Sunday, August 03, 2008

Milking video and Elvis

(With apologies to dial up folks.) The first video is of Rebecca using the very latest thing in ultra modern, high tech milking techniques. *Note the strategic product placement. Fight Bac is our teat dip of choice, simply the best we have ever used and well worth the price and the mild hassle of getting it sent to us (and no, they didn't pay me to say that). Sorry about it being so dark and the mud on old Beausoleil. She chose a rather muddy location for her lying in. She is a dear old thing just the same. Even Beck likes her and she is not the world's biggest cow fan.

Modern milking technique




The second is our house cat (OMG a house cat at Northview....watch out for the sky falling, UFOs and other inexplicable phenomena) killing Mike's Bouda toy. As you can see he is quite ferocious and eager and then in typical cat fashion he forgets all about it.


Kill the Bouda..or not

Tuesday, July 08, 2008

Cats and comfort


It never fails that a cat will find the most comfortable spot available to lie down to rest. In winter you can spot the warm corners by the pile of cats tangled there. In the barn they will even lie in the fluffy bit of straw that collects behind a cow's elbow or on the sunniest windowsill, or even in a cow bed when she is standing up eating. (This can be very unhealthy if she lies down unexpectedly). Some pile onto sleeping calves until they look as if they were covered with a calico and grey carpet. It took Elvis about five minutes to find this lovely rug my brother wove for me........

Monday, July 07, 2008

Back Yard Recipe

First: take one disgruntled, elderly barn cat visiting the house (where she doesn't belong).

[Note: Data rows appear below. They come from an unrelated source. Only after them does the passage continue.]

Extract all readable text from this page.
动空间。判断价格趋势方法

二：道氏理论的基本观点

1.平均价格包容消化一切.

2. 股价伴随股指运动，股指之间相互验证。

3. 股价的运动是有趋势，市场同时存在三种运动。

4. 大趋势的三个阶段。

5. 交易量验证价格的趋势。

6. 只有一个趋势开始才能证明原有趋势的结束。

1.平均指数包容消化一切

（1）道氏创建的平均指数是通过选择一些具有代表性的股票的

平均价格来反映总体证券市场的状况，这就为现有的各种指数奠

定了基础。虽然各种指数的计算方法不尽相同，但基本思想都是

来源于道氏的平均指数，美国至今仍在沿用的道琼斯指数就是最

Add: two nesting mockingbirds with a strong sense of territory.



Stand back: with the camera and click like crazy



Vanquished


Going, going, gone.







The winners




Saturday, May 24, 2008

Elvis


Behold-the box



Behold-the boxer









You can see why we named him Elvis. He always has to have center stage.



Sunday, May 11, 2008

Clan Montgomery and how to tell boy cats from girl cats

My mom and dad
Happy Mother's Day, mama!!!


The camera wanted to get a picture of my folks and they were right down in town for Heritage Day, so it led me down there yesterday. I was hoping they would be in full Scottish regalia (my dad cuts a fine figure in a kilt) as they often are when representing Clan Montgomery, but alas no kilt.




Which brings us to how you tell a boy cat from a girl cat. (This is much simpler than most folks believe btw.) Simply give the little critter the remote control and watch its reaction. (This one is obviously a boy don't you think? He hogs the remote even when there isn't any baseball to watch.)


And please excuse the blur. He doesn't ever seem to sit still.